Global commitments under the Kunming-Montreal Global Biodiversity Framework demand scalable, robust methods for monitoring ecosystem restoration. Remote sensing (RS) technologies offer unprecedented spatial and temporal coverage, yet their capacity to track the complex dynamics of faunal reassembly remains a critical uncertainty. Tropical forest restoration presents a particularly urgent testbed: recovery trajectories vary widely among taxa, traits and landscapes, and reliable metrics must discriminate true ecological recovery from transient colonisation. Relying solely on RS-derived vegetation structure as a proxy for biodiversity risks overestimating ecological recovery if structural gains outpace the return of sensitive animal communities. Accurately calibrating RS signals with on-the-ground biodiversity data is therefore essential for developing effective monitoring frameworks.

We address this challenge through an integrated, multi-sensor monitoring approach across three clusters of large-scale restoration projects in Pará, Brazilian Amazon. We combine multi-scale RS data (LiDAR & RGB) with extensive in-situ data from high-throughput passive sensors. Acoustic monitors and camera traps were deployed at over 160 sampling points in a repeated-measures design (i.e., time-series), benchmarking restoration trajectories against old-growth forest (positive) and degraded pasture (negative) controls. To achieve scalability, we utilise cutting-edge Artificial Intelligence (AI) pipelines (e.g., BirdNET, SpeciesNET) for automated classification of birds and mammals, implementing rigorous validation protocols.

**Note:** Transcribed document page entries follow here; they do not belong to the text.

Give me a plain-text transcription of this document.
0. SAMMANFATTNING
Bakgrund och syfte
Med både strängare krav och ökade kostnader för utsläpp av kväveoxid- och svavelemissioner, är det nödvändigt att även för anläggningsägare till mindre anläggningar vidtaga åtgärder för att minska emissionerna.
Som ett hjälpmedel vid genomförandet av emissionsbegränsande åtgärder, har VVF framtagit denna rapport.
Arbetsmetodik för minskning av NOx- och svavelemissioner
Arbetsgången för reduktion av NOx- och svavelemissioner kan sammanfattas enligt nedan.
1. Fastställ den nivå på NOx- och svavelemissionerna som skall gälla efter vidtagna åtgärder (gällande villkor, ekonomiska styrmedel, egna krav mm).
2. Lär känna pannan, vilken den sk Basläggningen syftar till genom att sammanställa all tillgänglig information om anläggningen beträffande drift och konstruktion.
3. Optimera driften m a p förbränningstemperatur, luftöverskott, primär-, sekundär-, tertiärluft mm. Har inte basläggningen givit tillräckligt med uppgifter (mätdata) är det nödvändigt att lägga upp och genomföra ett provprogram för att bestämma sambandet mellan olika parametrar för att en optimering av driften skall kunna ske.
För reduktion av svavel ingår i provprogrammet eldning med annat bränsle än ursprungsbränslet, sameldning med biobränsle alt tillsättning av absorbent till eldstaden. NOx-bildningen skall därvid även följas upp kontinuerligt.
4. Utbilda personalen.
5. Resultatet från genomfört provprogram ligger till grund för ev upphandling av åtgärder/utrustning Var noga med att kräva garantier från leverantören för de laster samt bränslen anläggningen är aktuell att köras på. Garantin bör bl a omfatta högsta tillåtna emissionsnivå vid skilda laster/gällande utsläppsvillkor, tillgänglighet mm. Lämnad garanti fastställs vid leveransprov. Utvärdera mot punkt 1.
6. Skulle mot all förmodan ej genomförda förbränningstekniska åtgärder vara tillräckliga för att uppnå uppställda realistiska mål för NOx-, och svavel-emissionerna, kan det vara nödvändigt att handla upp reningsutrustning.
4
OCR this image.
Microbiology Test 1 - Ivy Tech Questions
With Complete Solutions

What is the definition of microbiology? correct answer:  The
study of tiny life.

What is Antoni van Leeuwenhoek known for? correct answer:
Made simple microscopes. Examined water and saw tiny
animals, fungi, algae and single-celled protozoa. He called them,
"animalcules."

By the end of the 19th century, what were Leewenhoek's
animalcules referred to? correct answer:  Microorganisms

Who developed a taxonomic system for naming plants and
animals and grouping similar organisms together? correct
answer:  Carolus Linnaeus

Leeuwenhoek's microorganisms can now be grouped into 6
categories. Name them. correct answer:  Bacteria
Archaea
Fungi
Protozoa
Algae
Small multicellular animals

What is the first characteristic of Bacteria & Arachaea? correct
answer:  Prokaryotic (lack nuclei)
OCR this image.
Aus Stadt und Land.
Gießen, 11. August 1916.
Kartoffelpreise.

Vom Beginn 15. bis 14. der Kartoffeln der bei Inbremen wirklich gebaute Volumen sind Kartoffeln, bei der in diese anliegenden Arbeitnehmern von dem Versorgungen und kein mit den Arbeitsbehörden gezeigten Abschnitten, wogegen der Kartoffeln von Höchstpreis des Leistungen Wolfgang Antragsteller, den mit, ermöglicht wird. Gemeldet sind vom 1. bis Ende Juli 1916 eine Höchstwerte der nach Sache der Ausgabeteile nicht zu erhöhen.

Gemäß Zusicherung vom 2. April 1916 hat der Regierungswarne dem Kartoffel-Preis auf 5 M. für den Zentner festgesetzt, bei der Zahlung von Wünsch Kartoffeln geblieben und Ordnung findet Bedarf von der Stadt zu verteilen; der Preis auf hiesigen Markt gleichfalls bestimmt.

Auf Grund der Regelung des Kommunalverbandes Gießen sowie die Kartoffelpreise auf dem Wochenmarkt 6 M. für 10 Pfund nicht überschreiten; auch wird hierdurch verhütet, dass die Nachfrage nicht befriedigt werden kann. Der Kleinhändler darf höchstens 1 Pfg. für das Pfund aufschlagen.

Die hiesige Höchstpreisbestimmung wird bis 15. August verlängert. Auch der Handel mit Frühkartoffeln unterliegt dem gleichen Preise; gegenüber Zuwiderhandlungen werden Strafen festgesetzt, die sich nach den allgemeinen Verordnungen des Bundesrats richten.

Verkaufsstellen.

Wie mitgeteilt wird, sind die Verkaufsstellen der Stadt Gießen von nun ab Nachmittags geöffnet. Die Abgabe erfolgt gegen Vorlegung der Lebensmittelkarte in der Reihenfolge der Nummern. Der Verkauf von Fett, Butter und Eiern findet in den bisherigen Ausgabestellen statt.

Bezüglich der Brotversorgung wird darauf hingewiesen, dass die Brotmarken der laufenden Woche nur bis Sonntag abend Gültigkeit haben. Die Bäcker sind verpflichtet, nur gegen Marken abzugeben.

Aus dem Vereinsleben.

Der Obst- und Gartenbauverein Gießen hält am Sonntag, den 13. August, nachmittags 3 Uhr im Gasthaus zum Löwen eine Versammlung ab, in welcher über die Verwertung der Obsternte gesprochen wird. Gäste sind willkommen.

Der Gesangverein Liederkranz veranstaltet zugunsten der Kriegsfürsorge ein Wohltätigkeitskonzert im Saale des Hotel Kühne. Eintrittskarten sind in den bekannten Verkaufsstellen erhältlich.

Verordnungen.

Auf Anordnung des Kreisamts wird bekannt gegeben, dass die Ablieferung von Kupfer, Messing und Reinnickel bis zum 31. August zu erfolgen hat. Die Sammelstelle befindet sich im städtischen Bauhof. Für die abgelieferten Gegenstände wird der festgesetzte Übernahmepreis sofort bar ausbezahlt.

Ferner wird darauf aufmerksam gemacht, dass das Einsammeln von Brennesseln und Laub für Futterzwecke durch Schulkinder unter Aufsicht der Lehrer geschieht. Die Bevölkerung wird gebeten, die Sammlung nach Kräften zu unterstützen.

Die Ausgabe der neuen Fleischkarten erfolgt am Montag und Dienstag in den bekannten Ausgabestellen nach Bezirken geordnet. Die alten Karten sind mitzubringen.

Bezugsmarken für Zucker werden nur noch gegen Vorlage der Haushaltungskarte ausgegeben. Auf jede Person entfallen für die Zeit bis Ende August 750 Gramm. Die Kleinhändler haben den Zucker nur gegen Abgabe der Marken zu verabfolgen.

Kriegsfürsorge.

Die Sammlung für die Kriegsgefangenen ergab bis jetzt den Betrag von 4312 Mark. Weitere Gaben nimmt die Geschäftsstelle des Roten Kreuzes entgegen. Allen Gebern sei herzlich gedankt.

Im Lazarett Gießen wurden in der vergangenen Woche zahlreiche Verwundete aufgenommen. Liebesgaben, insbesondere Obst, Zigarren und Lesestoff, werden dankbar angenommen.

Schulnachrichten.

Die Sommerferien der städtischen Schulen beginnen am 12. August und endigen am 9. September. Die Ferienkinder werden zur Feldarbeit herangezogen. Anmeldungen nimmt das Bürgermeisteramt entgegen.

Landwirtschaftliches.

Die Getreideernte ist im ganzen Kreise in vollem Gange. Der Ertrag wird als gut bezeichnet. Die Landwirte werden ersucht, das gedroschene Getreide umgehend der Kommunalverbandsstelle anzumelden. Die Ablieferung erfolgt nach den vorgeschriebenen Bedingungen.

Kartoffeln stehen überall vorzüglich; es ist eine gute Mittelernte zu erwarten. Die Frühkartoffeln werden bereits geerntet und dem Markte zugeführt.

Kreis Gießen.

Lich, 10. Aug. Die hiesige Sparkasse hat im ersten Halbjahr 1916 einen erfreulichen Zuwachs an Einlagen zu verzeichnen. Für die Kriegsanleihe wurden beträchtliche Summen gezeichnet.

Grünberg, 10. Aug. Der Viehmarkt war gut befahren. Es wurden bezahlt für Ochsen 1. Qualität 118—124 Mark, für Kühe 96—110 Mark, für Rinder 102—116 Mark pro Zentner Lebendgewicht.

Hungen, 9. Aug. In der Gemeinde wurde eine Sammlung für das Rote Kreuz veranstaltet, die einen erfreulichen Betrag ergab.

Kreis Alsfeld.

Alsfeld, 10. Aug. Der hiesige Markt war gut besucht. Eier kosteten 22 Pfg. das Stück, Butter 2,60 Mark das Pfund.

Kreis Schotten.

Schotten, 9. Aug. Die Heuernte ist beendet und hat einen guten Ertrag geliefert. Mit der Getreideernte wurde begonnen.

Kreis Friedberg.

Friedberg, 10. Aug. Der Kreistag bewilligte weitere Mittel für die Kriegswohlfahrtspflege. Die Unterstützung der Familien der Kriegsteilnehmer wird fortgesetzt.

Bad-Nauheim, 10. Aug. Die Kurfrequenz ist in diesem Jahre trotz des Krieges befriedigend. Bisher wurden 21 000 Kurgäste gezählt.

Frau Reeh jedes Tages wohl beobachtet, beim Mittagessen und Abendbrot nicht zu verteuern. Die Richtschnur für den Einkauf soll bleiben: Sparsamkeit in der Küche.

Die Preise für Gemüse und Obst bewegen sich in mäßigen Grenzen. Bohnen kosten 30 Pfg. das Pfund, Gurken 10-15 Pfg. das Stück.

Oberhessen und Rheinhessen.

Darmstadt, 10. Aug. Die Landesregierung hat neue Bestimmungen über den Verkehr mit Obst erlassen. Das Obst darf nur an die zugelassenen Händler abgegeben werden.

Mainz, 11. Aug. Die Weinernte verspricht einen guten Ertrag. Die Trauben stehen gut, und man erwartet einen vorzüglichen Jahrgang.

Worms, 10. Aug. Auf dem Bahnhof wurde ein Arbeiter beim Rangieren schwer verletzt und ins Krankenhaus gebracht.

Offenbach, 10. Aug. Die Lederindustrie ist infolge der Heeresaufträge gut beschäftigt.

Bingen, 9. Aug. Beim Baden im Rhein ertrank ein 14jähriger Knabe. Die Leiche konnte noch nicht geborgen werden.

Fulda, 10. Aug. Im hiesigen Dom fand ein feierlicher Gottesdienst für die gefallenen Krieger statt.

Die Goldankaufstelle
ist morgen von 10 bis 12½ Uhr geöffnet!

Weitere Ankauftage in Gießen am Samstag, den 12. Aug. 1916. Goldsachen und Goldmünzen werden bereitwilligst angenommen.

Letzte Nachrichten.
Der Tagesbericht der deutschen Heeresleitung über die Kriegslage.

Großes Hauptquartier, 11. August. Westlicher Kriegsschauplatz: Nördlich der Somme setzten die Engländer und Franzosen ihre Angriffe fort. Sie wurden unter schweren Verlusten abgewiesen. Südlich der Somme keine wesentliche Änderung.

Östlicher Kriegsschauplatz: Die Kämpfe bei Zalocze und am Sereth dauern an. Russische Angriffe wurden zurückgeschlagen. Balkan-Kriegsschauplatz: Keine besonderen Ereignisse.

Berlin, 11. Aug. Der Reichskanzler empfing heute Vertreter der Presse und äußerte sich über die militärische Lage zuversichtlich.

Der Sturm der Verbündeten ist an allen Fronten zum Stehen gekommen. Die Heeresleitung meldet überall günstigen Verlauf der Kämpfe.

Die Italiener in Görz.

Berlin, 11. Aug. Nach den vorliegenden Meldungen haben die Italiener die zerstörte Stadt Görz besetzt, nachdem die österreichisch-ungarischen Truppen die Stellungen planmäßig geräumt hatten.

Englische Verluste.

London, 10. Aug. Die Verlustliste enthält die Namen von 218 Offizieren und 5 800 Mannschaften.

Our analysis evaluates the congruence between remotely sensed structural metrics and ground-based faunal recovery indicators, including community composition,  functional diversity, and phylogenetic diversity. Demonstrating the sensitivity of this approach, our findings show that integrated acoustic and camera trap data are sensitive to early ecological changes, detecting measurable shifts in community composition towards reference conditions within the first years of restoration. We explore emerging patterns using hierarchical trajectory models and machine learning (random forest), uncovering how landscape context and RS-derived structural complexity predict multi-taxa recovery rates.

This research uncovers mechanisms of succession in early stages of recovery, while also demonstrating a scalable monitoring system that leverages the convergence of AI, in-situ sensors, and RS. By linking ground-truthed biodiversity data with advanced RS platforms, we provide an essential blueprint for aligning remote sensing technology with the ecological realities of biodiversity recovery and tracking progress towards global targets.